Lo hice. «Ahora, a la izquierda».

Mis ojos regresaron al tanque y a la Ganges Roja. El mosquito movió las alas una vez, dos…

«¿Me ves ahora?».

No tenía sentido negarlo por más tiempo.

—Está bien —concedí, casi riendo—. Te veo.

«Ahora, mírame. Mírame de verdad».

No aparté los ojos del insecto, su aparición me había dejado petrificado. Aunque estaba allí, en el tanque, sobre el estante, ocupaba toda mi visión, no veía nada más. Estaba rodeada de una especie de electricidad estática, de unas diminutas partículas de colores que silbaban alrededor del tanque y que ocultaban cualquier cosa que pudiera desviar mi atención. A pesar de que deseaba desesperadamente haber imaginado su voz, la Ganges Roja me estaba mirando de verdad, podía sentir su mirada, estaba seguro. En ese momento, como para despejar de una vez por todas cualquier duda que pudiera albergar, volví a oír la voz, esta vez más potente, más insistente y mucho más autoritaria.

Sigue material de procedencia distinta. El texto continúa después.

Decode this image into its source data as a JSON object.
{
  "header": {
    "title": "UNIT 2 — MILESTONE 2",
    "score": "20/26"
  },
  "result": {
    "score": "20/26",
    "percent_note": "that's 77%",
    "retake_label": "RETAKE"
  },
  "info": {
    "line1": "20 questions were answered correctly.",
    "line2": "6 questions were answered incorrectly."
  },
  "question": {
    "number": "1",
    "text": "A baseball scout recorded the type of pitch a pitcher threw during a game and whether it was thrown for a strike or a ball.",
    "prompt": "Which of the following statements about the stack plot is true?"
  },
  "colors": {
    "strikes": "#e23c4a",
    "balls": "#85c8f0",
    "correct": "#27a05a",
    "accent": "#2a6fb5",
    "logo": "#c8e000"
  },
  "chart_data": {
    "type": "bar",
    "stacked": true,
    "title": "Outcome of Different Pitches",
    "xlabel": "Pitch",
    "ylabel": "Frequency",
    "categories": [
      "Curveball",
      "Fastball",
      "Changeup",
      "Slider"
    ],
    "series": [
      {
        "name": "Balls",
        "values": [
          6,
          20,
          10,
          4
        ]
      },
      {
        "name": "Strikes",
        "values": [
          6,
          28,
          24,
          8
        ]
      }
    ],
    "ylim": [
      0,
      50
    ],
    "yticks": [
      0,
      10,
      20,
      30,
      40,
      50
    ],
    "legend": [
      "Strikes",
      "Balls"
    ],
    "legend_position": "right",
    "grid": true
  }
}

«No soy un producto de tu imaginación, Ashley Reeves, y tú lo sabes. ¡Soy Nhan Diep!».

No supe qué decir… ¡si apenas conseguía pensar con claridad! No sabía cómo, pero algo dominaba, controlaba mi cuerpo y mi mente. Las palabras de la criatura eran completamente inverosímiles y, sin embargo, a pesar de lo demencial de la situación, sabía que eran ciertas.

«Dime por qué estás pensando en una libélula».

—No lo sé —contesté, sonriendo como un niño travieso.

Noté cómo pasaba de la preocupación a la ira, y, en ese preciso instante, el agua dejó de correr en el baño.